The nib is labeled only with “IRIDIUM POINT M” and according to the package, this pen hails from Germany (veracity, at this price point, somewhat dubious). It’s a true European medium by my reckoning, and writes a little more wet than dry, though by no means is it what I would consider juicy. You feel the nib as you go across the page—it’s a tactile feeling, satisfying in its way, nothing scratchy about it, no unaligned tines, no skipping or problems with ink flow. I was impressed with how quickly after the cartridge was in place the pen was writing—it was ready to go as soon as I put the pen together and put it to paper. Non-fountain pen users aren’t interested in a finicky pen. This just might be the gateway pen I’ve been looking for to lure those folks in.

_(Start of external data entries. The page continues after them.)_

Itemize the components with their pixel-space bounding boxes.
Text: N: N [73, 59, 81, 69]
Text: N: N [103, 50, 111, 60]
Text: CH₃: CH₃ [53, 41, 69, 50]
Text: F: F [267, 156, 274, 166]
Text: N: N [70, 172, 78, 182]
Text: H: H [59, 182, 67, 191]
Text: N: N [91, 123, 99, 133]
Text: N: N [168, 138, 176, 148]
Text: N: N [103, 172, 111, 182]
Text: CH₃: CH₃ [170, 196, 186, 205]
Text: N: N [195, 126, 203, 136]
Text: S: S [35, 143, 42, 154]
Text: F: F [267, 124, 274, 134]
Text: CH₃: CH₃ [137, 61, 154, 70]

Shall we take bets on how long it will be before these fanciful designs wear off?

Shall we take bets on how long it will be before these fanciful designs wear off?

This pen has everything I could want in a gateway barebones beginner pen. You can find it in a common store (Target). It’s refillable with the most standard cartridges around, and has room in the body to carry a spare cartridge. It comes with a total of 5 cartridges to start you off. It writes right away without any finagling, and though it isn’t some buttery nirvana of smooth steel sliding words across the page, it writes satisfyingly well. And it’s cheap—cheap enough to be bought on a whim, to bring new people to fountain pens, and when it inevitably breaks or its owner gets tired of the cheap grip or what have you, they’ll be hooked, they’ll want more, and they’ll begin the fantastic spiral into buying better and better fountain pens.

 

I’m having trouble finding a link to anywhere suitable to buy it online, so check your local Target, or coerce someone you know who lives near a Target to check theirs and mail it to you if they find one.